Many of us have experienced that scents can have a real, tangible impact on our state of being; lavender oil during a massage soothes us, the smell of rotting food disgusts us, the scent of a grandparent’s sweater evokes memories in us. Through these daily experiences, we have learned that our sense of smell has power over us physically, as well as emotionally and psychologically.

Keeping this powerful human function in mind, there are healing specialists who want to ask: “What if we were able to channel those powerful cerebral responses into supporting the body, or at least the spirit, and thus provide healing on at least a metaphysical level?”(Psychology Today)

Aromatherapy is a CAM (complementary and alternative medicine) practice that involves using essential oils for emotional, psychological and physical healing. In other words, it is a natural healing process for the mind, body and spirit. While the practice of using oils therapeutically has been around for nearly 6,000 years, it was not until the 1920s that the term aromatherapy was coined by French chemist and perfumer Rene-Maurice Gattefosse.

So, what is aromatherapy and why do we believe it is a beneficial CAM practice for integrative pain management?
There are a couple ways that aromatherapy is administered; the three primary methods are inhalation, ingestion and topical application. For a list of application methods with detailed directions, please follow the link found at the end of the article—it will take you to the National Association for Holistic Aromatherapy’s website.

Whichever mode of application used, essential oils have repeatedly proven to help with symptoms of chronic pain. These symptoms include insomnia, stress, anxiety, depression, nausea and even headaches or arthritis. Inhaling oil that has been diffused in boiling water, for example, not only eases anxiety but distracts you from any physical pain you might be experiencing.

What are essential oils, you might be wondering. Through an extensive and laborious process, essential oils are extracted and distilled from natural substances such as roots, flowers and other plants. When in nature, these oils are incredibly important to the plant they inhabit, often described as the lifeblood of the plant. They help the plant adapt to the environment around it including attracting pollination, and defending against insects and bacteria. When extracted from the plant, these oils have similar properties when used on humans.

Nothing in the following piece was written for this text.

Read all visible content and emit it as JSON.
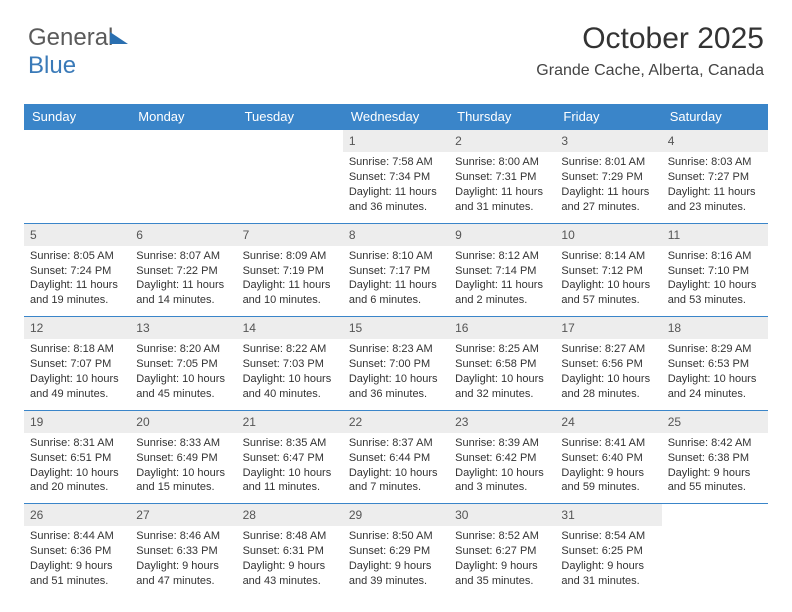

The scientific explanation for essential oil’s healing power on the human body has not been pinned down yet, simply because the benefits have been evident despite the explanation, and as a practice aromatherapy has not reached a platform mainstream enough to prompt widespread research. People continue to practice aromatherapy regardless of understanding exactly why it works. Scientists do know that our sense of smell is directly linked to the limbic system of our brain, which controls emotions and memory. This link obviously has much to do with the effect of aromatherapy on our psychological and emotional well being.

It is important to note that essential oils are not the same as synthetic fragrances. Synthetic fragrances are found in most lotions, candles and soaps. Due to their non-natural ingredients, synthetic fragrances do not have the aroma therapeutic properties of essential oils. Often, companies will use mostly synthetic scents but include a small amount of essential oil so they can advertise “made with essential oils” on their product. Unless a product advertises that it is made entirely with essential oils, it most likely has synthetic fragrances in it. These chemically created fragrances have been linked to long term health problems, but that is a topic for another time…

Slowly but surely, aromatherapy is entering the medical mainstream, as evidenced by the endorsement of the practice as a valid CAM therapy by various diverse and prestigious institutions such as the American Cancer Society and the U.S. Department of Veteran Affairs. Hopefully aromatherapy will continue to move in this direction and as a result will shed light on the benefit of holistic and integrative healing. Already, some hospitals in America have started implementing aromatherapy by certified professionals into their care plans, including Harris Methodist in Fort Worth, Texas, which provides the service free-of-charge.

*Note: some essential oils are more powerful than others, and some are even toxic when ingested. If you are practicing aromatherapy without the help of a professional, make sure you do some research first.